Sir: Steve Richards wants us to jump out of the frying pan into the fire. He applauds the fact that the government may offer us Alternative Vote as an option for change. It is well known that AV is even less proportional than our present outmoded system – that point was made by the Jenkins Commission, which added that AV would be likely to be unfair to the Conservative Party. If the Government – knowing that – is going to offer us only AV, that would be blatant political chicanery.

What we need is a system whereby the composition of Parliament broadly reflects the proportion of votes cast for each party. There are systems which do that – and it is the voters who should decide which alternative system we should have.

David Nice

Welwyn, Hertfordshire

Sir: I have never understood comments such as those from your correspondent Lesley Docksey (31 May) that "my only choices are to abstain from voting, or to spoil the ballot paper".

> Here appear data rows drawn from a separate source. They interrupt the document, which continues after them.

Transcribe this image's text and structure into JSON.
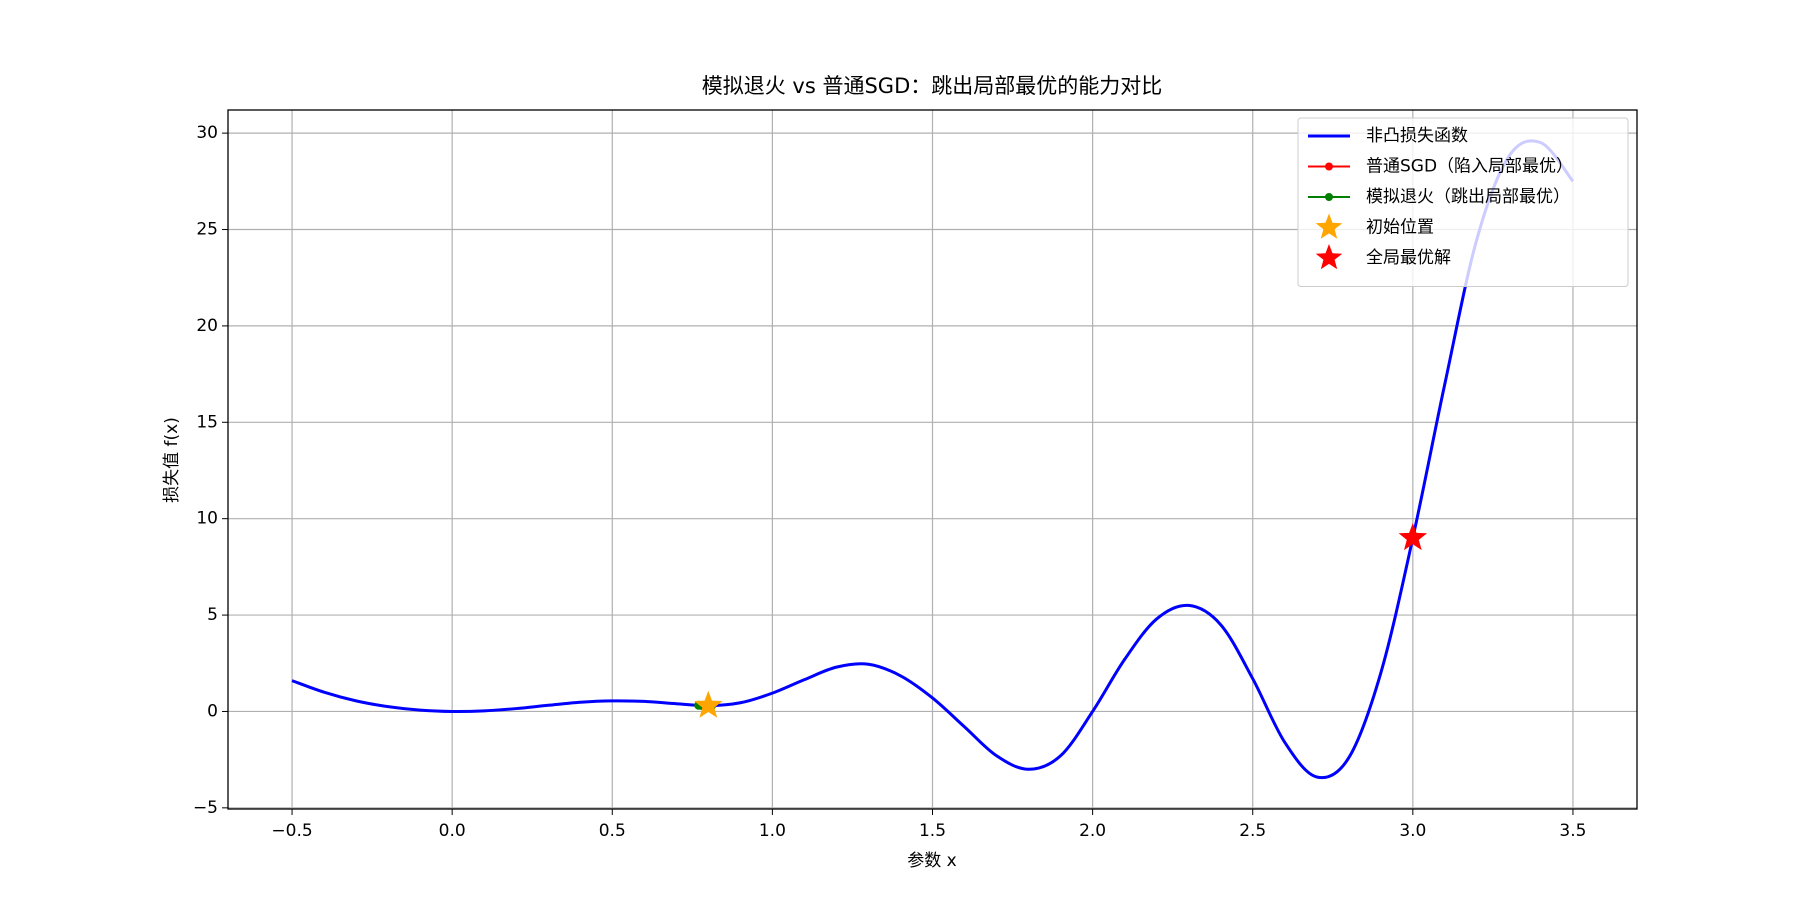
{
  "chart_data": {
    "type": "line",
    "title": "模拟退火 vs 普通SGD：跳出局部最优的能力对比",
    "xlabel": "参数 x",
    "ylabel": "损失值 f(x)",
    "xlim": [
      -0.7,
      3.7
    ],
    "ylim": [
      -5.06,
      31.2
    ],
    "xticks": [
      {
        "value": -0.5,
        "label": "−0.5"
      },
      {
        "value": 0,
        "label": "0.0"
      },
      0.5,
      {
        "value": 1,
        "label": "1.0"
      },
      1.5,
      {
        "value": 2,
        "label": "2.0"
      },
      2.5,
      {
        "value": 3,
        "label": "3.0"
      },
      3.5
    ],
    "yticks": [
      {
        "value": -5,
        "label": "−5"
      },
      0,
      5,
      10,
      15,
      20,
      25,
      30
    ],
    "grid": true,
    "legend": "upper right",
    "series": [
      {
        "name": "非凸损失函数",
        "color": "#0000ff",
        "line": true,
        "marker": "none",
        "x": [
          -0.5,
          -0.4,
          -0.3,
          -0.2,
          -0.1,
          0,
          0.1,
          0.2,
          0.3,
          0.4,
          0.5,
          0.6,
          0.7,
          0.8,
          0.9,
          1.0,
          1.1,
          1.2,
          1.3,
          1.4,
          1.5,
          1.6,
          1.7,
          1.8,
          1.9,
          2.0,
          2.1,
          2.2,
          2.3,
          2.4,
          2.5,
          2.6,
          2.7,
          2.8,
          2.9,
          3.0,
          3.1,
          3.2,
          3.3,
          3.4,
          3.5
        ],
        "values": [
          1.6,
          1.0,
          0.55,
          0.25,
          0.07,
          0,
          0.03,
          0.15,
          0.32,
          0.48,
          0.55,
          0.52,
          0.4,
          0.3,
          0.45,
          0.95,
          1.65,
          2.3,
          2.45,
          1.85,
          0.7,
          -0.8,
          -2.3,
          -3.0,
          -2.3,
          0,
          2.7,
          4.8,
          5.5,
          4.5,
          1.7,
          -1.6,
          -3.4,
          -2.4,
          2.0,
          9.0,
          17.0,
          24.5,
          28.8,
          29.5,
          27.5
        ]
      },
      {
        "name": "普通SGD（陷入局部最优）",
        "color": "#ff0000",
        "line": true,
        "marker": "dot",
        "x": [
          0.8,
          0.795,
          0.79,
          0.788
        ],
        "values": [
          0.3,
          0.3,
          0.3,
          0.3
        ]
      },
      {
        "name": "模拟退火（跳出局部最优）",
        "color": "#008000",
        "line": true,
        "marker": "dot",
        "x": [
          0.8,
          0.78,
          0.81,
          0.77,
          0.79,
          0.785
        ],
        "values": [
          0.3,
          0.31,
          0.3,
          0.32,
          0.3,
          0.3
        ]
      },
      {
        "name": "初始位置",
        "color": "#ffa500",
        "line": false,
        "marker": "star",
        "x": [
          0.8
        ],
        "values": [
          0.3
        ]
      },
      {
        "name": "全局最优解",
        "color": "#ff0000",
        "line": false,
        "marker": "star",
        "x": [
          3.0
        ],
        "values": [
          9.0
        ]
      }
    ]
  }
}
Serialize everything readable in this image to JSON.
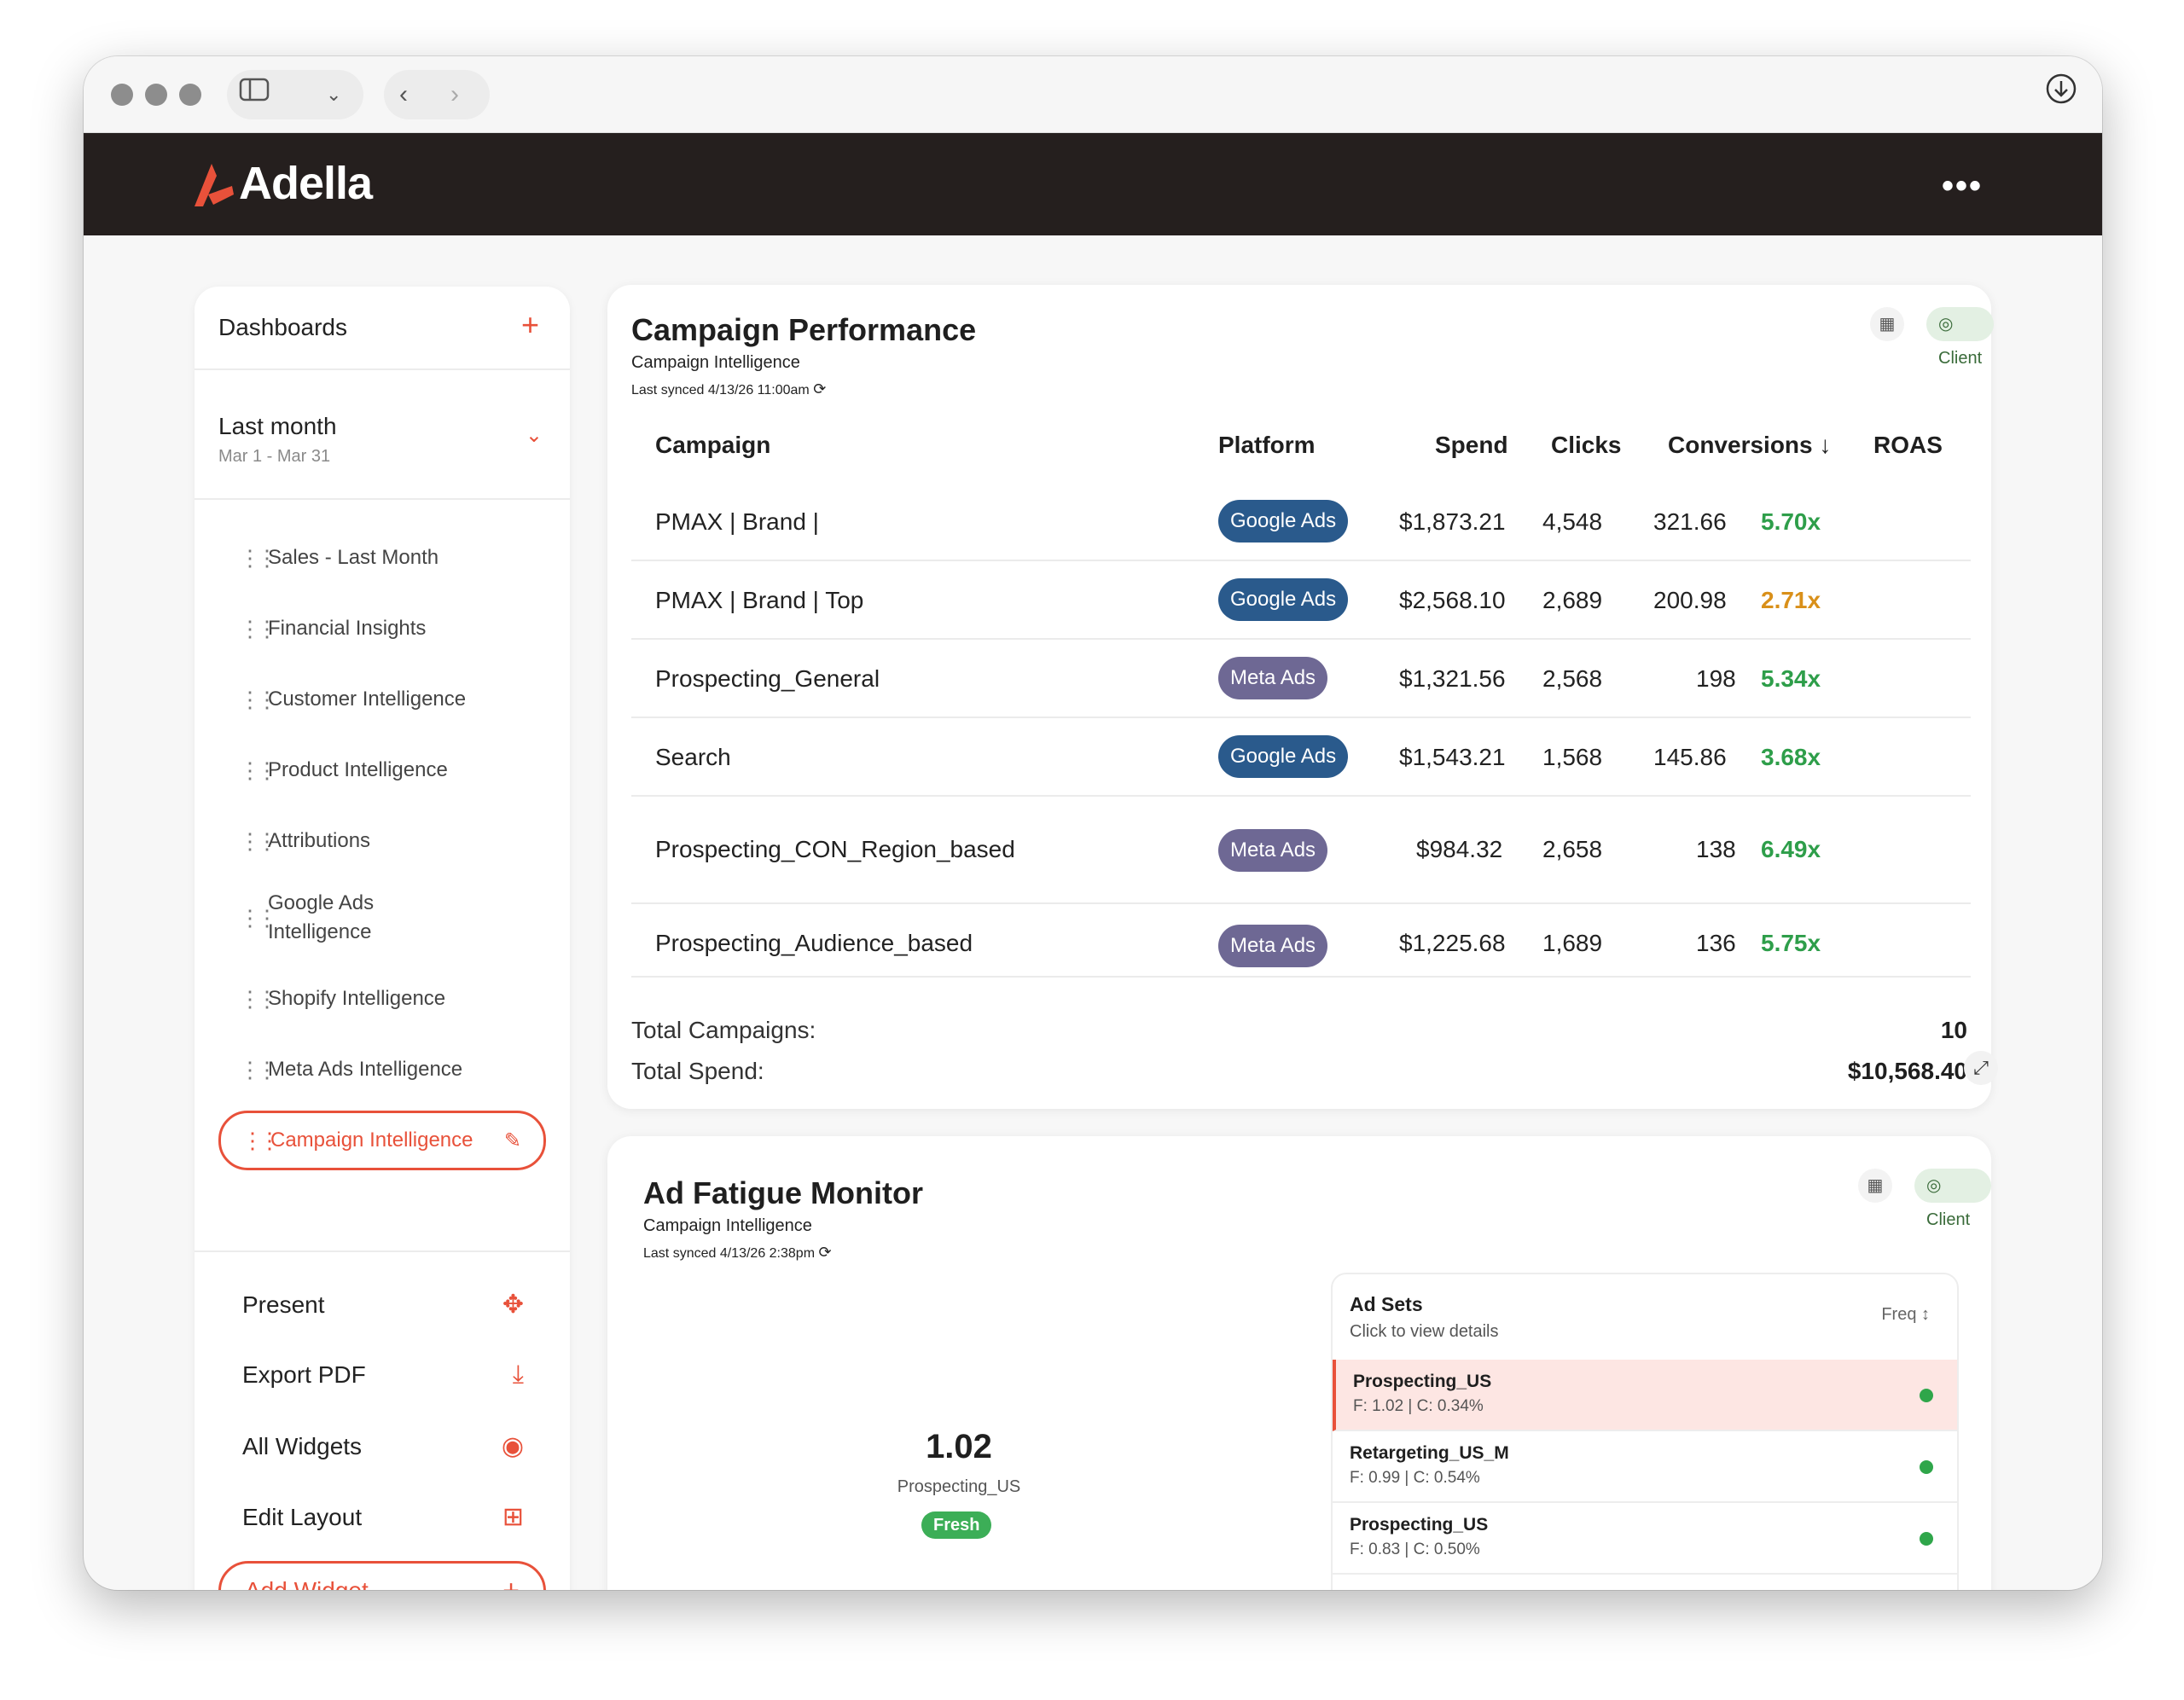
{
  "app": {
    "name": "Adella",
    "brand_color": "#e8513a"
  },
  "sidebar": {
    "header": "Dashboards",
    "range": {
      "title": "Last month",
      "subtitle": "Mar 1 - Mar 31"
    },
    "items": [
      {
        "label": "Sales - Last Month"
      },
      {
        "label": "Financial Insights"
      },
      {
        "label": "Customer Intelligence"
      },
      {
        "label": "Product Intelligence"
      },
      {
        "label": "Attributions"
      },
      {
        "label": "Google Ads\nIntelligence"
      },
      {
        "label": "Shopify Intelligence"
      },
      {
        "label": "Meta Ads Intelligence"
      },
      {
        "label": "Campaign Intelligence"
      }
    ],
    "actions": [
      {
        "label": "Present",
        "icon": "present-icon"
      },
      {
        "label": "Export PDF",
        "icon": "download-icon"
      },
      {
        "label": "All Widgets",
        "icon": "eye-icon"
      },
      {
        "label": "Edit Layout",
        "icon": "edit-layout-icon"
      }
    ],
    "add_widget": "Add Widget"
  },
  "campaign": {
    "title": "Campaign Performance",
    "subtitle": "Campaign Intelligence",
    "synced": "Last synced 4/13/26 11:00am",
    "client": "Client",
    "headers": {
      "campaign": "Campaign",
      "platform": "Platform",
      "spend": "Spend",
      "clicks": "Clicks",
      "conversions": "Conversions ↓",
      "roas": "ROAS"
    },
    "rows": [
      {
        "campaign": "PMAX | Brand |",
        "platform": "Google Ads",
        "spend": "$1,873.21",
        "clicks": "4,548",
        "conversions": "321.66",
        "roas": "5.70x",
        "roas_color": "#2e9e4a"
      },
      {
        "campaign": "PMAX | Brand | Top",
        "platform": "Google Ads",
        "spend": "$2,568.10",
        "clicks": "2,689",
        "conversions": "200.98",
        "roas": "2.71x",
        "roas_color": "#d9901a"
      },
      {
        "campaign": "Prospecting_General",
        "platform": "Meta Ads",
        "spend": "$1,321.56",
        "clicks": "2,568",
        "conversions": "198",
        "roas": "5.34x",
        "roas_color": "#2e9e4a"
      },
      {
        "campaign": "Search",
        "platform": "Google Ads",
        "spend": "$1,543.21",
        "clicks": "1,568",
        "conversions": "145.86",
        "roas": "3.68x",
        "roas_color": "#2e9e4a"
      },
      {
        "campaign": "Prospecting_CON_Region_based",
        "platform": "Meta Ads",
        "spend": "$984.32",
        "clicks": "2,658",
        "conversions": "138",
        "roas": "6.49x",
        "roas_color": "#2e9e4a"
      },
      {
        "campaign": "Prospecting_Audience_based",
        "platform": "Meta Ads",
        "spend": "$1,225.68",
        "clicks": "1,689",
        "conversions": "136",
        "roas": "5.75x",
        "roas_color": "#2e9e4a"
      }
    ],
    "totals": {
      "campaigns_label": "Total Campaigns:",
      "campaigns_value": "10",
      "spend_label": "Total Spend:",
      "spend_value": "$10,568.40"
    }
  },
  "fatigue": {
    "title": "Ad Fatigue Monitor",
    "subtitle": "Campaign Intelligence",
    "synced": "Last synced 4/13/26 2:38pm",
    "client": "Client",
    "focus": {
      "value": "1.02",
      "name": "Prospecting_US",
      "status": "Fresh"
    },
    "adsets": {
      "title": "Ad Sets",
      "subtitle": "Click to view details",
      "sort": "Freq ↕",
      "rows": [
        {
          "name": "Prospecting_US",
          "meta": "F: 1.02 | C: 0.34%"
        },
        {
          "name": "Retargeting_US_M",
          "meta": "F: 0.99 | C: 0.54%"
        },
        {
          "name": "Prospecting_US",
          "meta": "F: 0.83 | C: 0.50%"
        }
      ]
    }
  }
}
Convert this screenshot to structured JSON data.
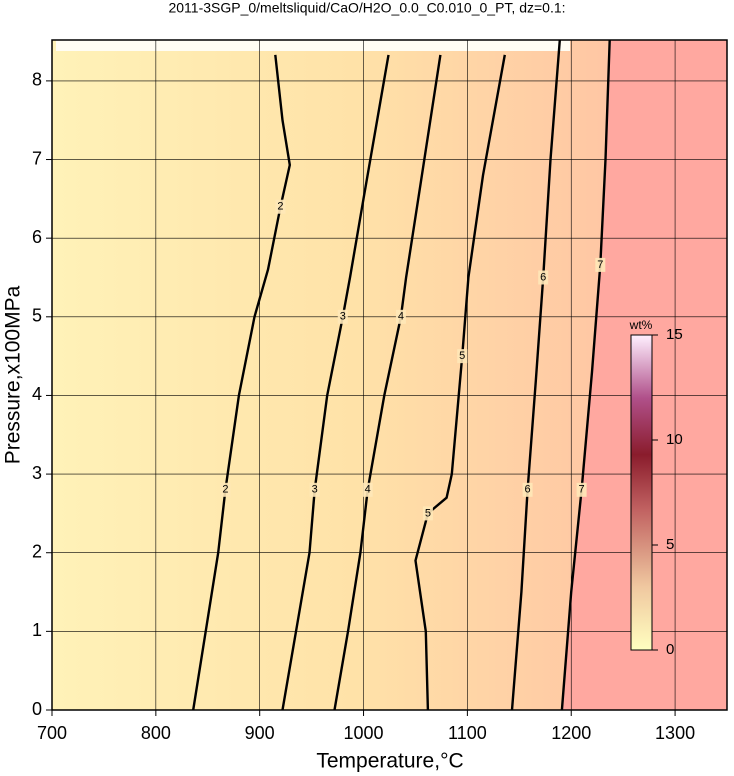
{
  "chart_data": {
    "type": "contour",
    "title": "2011-3SGP_0/meltsliquid/CaO/H2O_0.0_C0.010_0_PT, dz=0.1:",
    "x_label": "Temperature,°C",
    "y_label": "Pressure,x100MPa",
    "xlim": [
      700,
      1350
    ],
    "ylim": [
      0,
      8.52
    ],
    "xticks": [
      700,
      800,
      900,
      1000,
      1100,
      1200,
      1300
    ],
    "yticks": [
      0,
      1,
      2,
      3,
      4,
      5,
      6,
      7,
      8
    ],
    "grid": true,
    "line_color": "#000000",
    "contours": [
      {
        "level": 2,
        "x": [
          836,
          848,
          860,
          867,
          880,
          895,
          908,
          920,
          929,
          922,
          915
        ],
        "y": [
          0,
          1,
          2,
          2.8,
          4,
          5,
          5.6,
          6.4,
          6.93,
          7.5,
          8.33
        ]
      },
      {
        "level": 3,
        "x": [
          922,
          935,
          948,
          953,
          965,
          980,
          987,
          1000,
          1024
        ],
        "y": [
          0,
          1,
          2,
          2.8,
          4,
          5,
          5.5,
          6.5,
          8.33
        ]
      },
      {
        "level": 4,
        "x": [
          972,
          985,
          997,
          1004,
          1020,
          1036,
          1041,
          1055,
          1074
        ],
        "y": [
          0,
          1,
          2,
          2.8,
          4,
          5,
          5.5,
          6.7,
          8.33
        ]
      },
      {
        "level": 5,
        "x": [
          1062,
          1060,
          1050,
          1062,
          1080,
          1085,
          1095,
          1101,
          1115,
          1136
        ],
        "y": [
          0,
          1,
          1.9,
          2.5,
          2.7,
          3,
          4.5,
          5.5,
          6.8,
          8.33
        ]
      },
      {
        "level": 6,
        "x": [
          1143,
          1152,
          1158,
          1166,
          1173,
          1180,
          1189
        ],
        "y": [
          0,
          1.5,
          2.8,
          4.2,
          5.5,
          7,
          8.52
        ]
      },
      {
        "level": 7,
        "x": [
          1191,
          1200,
          1210,
          1220,
          1228,
          1233,
          1237
        ],
        "y": [
          0,
          1.5,
          2.8,
          4.3,
          5.66,
          7,
          8.52
        ]
      }
    ],
    "colorbar": {
      "label": "wt%",
      "lim": [
        0,
        15
      ],
      "ticks": [
        0,
        5,
        10,
        15
      ]
    }
  }
}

We are all presented with at least three candidates, often more, at election time, representing a range of views. While it is unlikely that we would agree with any one candidate or party on everything, it is inconceivable that we would disagree totally with all of them. Surely there is always somebody who is closer to her views than anyone else?

Alan Pavelin

Chislehurst, Kent

Sparrow spotting

Sir: Your correspondent (2 June) is in error in suspecting a public display of homosexuality by house sparrows (Passer domesticus) in the photograph accompanying the article on Bill Oddie's allegedly innuendo-laden comments. The birds in the photo are, in fact, tree sparrows (Passer montanus), the sexes of which are similar, and distinguishable from house sparrows by their chestnut crowns.

Simon Woolley

Winchester

Lisbon Treaty vital

Sir: Adrian Hamilton ("If only the Irish would kill the Lisbon Treaty", 29 May) counsels despair. He has fallen victim to the Westminster conceit that the Treaty is not very important. He vastly over-simplifies the matter of reaching agreement on constitutional changes within the European Union of 27. He misses the point that the Union, being a treaty-based organisation, cannot really modernise itself unless it changes its foundation treaties. By wanting national parliaments to agree with each other, he ignores the key role – and threatens the democratic legitimacy – of the European Parliament.

Andrew Duff MEP

(Liberal Democrat, East of England), Brussels

Poetic licence

Sir: It was good to read Johann Hari's piece on the value of poetry ("As life flies on, don't let poetry pass you by", 2 June). And I am very much in sympathy with his critical comments on T S Eliot. I feel impelled to point out, though, that the lines he quotes approvingly at the end of his article ("For most of us, there is only the unattended/ Moment ...") and attributes to Emerson are in fact by, er, T S Eliot.

Michael Swan

Didcot, Oxfordshire

TV opt-out

Sir: Of the many thousands of businesses which I do not choose to patronise, TV Licensing is the only one that seeks to maintain a national database of its non-customers, compiled at our expense by way of 0844 telephone calls. One should not have to opt out of commercial decisions of this kind. Ignore the threatening letters; if they think you're breaking the law, the onus is on TVL to get the evidence.

Adam Sowan

Reading

Forced modesty

Sir: There is a small town in Wiltshire, near the Somerset/ Devon border, called Mere. I once met someone who taught at the school there. She told me she had strongly objected to wearing the badge which had been given out at a course she was attending. It said "Mere teacher".